Researchers in France have suggested samples collected from patients in November 2019 tested positive for coronavirus and researchers in Spain said they found traces of the virus in Barcelona sewers earlier in the year.

There is a reason countries don’t like to identify as ground zero of pandemics. Apart from the sense of guilt, the economic and political ostracization these may cause are often costly and damaging. The taint on the nation’s image often takes years to wipe off.

The reason is personified by the tragic and sad story of Mary Mallon, who some American tabloids described as “the most hapless and yet most dangerous woman in America.”

Mary was an Irish-born cook who migrated to the US in 1884. Of the eight families that employed her, seven of them were struck with typhoid fevers, infecting dozens of people and resulting in the death of some. In three months as a cook at Sloane Maternity in Manhattan, she contaminated at least 25 people, doctors, nurses and staff. Two of them died.

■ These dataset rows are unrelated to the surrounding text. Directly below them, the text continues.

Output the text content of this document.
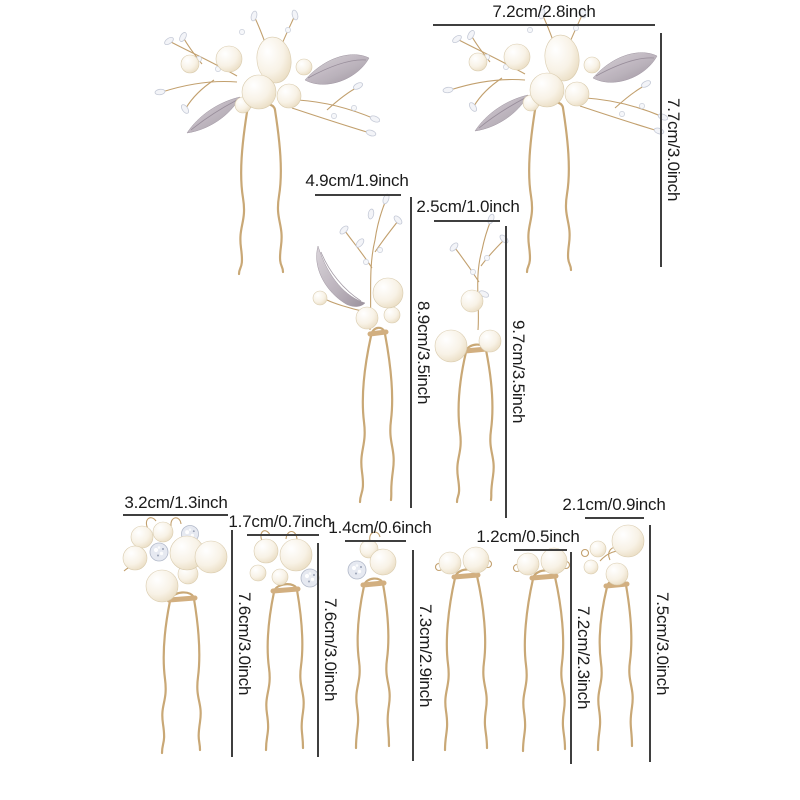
7.2cm/2.8inch
4.9cm/1.9inch
2.5cm/1.0inch
3.2cm/1.3inch
1.7cm/0.7inch
1.4cm/0.6inch	1.2cm/0.5inch
2.1cm/0.9inch
7.7cm/3.0inch
8.9cm/3.5inch	9.7cm/3.5inch
7.6cm/3.0inch	7.6cm/3.0inch	7.3cm/2.9inch	7.2cm/2.3inch	7.5cm/3.0inch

It was discovered that Mary was the first “healthy carrier” in the US of Salmonella typhi, which causes typhoid fever. She was branded “Typhoid Mary” and became the subject of jokes, satire and mockery in the papers.

In the end, she was forced into quarantine on two separate occasions on North Brother Island for a total of 26 years where she died in 1938 alone, without family or friends.

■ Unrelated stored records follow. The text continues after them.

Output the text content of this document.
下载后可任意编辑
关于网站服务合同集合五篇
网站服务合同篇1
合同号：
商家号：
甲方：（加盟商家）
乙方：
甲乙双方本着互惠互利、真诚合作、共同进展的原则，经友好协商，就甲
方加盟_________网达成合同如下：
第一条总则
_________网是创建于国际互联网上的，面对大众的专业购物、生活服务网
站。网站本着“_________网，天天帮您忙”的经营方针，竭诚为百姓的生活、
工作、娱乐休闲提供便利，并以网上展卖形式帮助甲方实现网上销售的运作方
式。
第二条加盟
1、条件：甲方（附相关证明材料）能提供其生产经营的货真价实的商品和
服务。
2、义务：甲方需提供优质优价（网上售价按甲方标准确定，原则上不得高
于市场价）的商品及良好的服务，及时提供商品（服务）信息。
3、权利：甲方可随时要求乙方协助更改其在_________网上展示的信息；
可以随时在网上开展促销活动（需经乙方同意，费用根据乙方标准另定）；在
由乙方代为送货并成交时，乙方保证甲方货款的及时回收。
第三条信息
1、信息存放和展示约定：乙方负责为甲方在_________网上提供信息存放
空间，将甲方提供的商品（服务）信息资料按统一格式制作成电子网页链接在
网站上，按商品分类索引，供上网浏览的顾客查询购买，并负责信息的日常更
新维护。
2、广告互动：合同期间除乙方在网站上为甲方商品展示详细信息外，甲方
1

Of recent, A good number of African countries, where COVID-19 is a pandemic on paper, have had to suffer the ignominy of being labelled as vehicles of the Omicron strain. How did South Africa end up with the tag of Omicron Ground Zero? Because local scientists working alongside their colleagues in Botswana were one of the first in the world to positively identify the new strain.

Within days of that discovery, for which these scientists should be applauded, several African countries were hit with travel bans. Canada, the UK and Saudi Arabia slapped one on Nigeria before Nigerians could even learn the name of the new strain. The UK has since backtracked and delisted some 13 countries from its “Red List.”

It follows a narrative that is being pushed. On November 2nd, 2021, The Economist published an article, “The Pandemic’s True Death Toll” which used a model to suggest that death tolls in Africa from COVID-19 are around the 800,000 mark as compared to the 200, 000 thousand official figures. Africans did not take that well. The reactions on Twitter by Africans were as intelligent as they were dramatic. Yes, Africa is large but 800,000 deaths on this continent will not go unnoticed. After all, funerals are a big deal here.

From AIDS to Ebola, Africa has been a favourite target. No country wants to be the Typhoid Mary amongst the comity of nations. It is expensive. China, on whom that tag is being forced over the COVID-19 situation saw its economy shrink for the first time since 1992 in the first quarter after the outbreak. Between January and March, its GDP fell 6.8 per cent, reversing a 6 per cent expansion in the fourth quarter of 2019. A lot of this is directly attributed to the pressures of the pandemic. The pressure of being branded with a bad name is unquantifiable.

The weaponization of disease is an old tradition, starting from when in 1763 British colonialists gifted blankets from the smallpox ward to some Indian chiefs, causing a pandemic amongst the native Americans. The weaponization of pandemics for economic reasons may be a more recent development and Africa, without the media machinery of the West, is now at the butt end of this Omicron debacle. Those travel bans imposed on Nigeria rather hastily by some countries have been damaging for Nigeria’s economy and its image. There is no remedy to counter the dirty politics of pandemic that is greater than developing the economic might to survive such ostracization, long or short-term, and the scientific competence to establish that this Omicron nyama-nyama, is not ours but someone else’s. We should not be made to pay for it.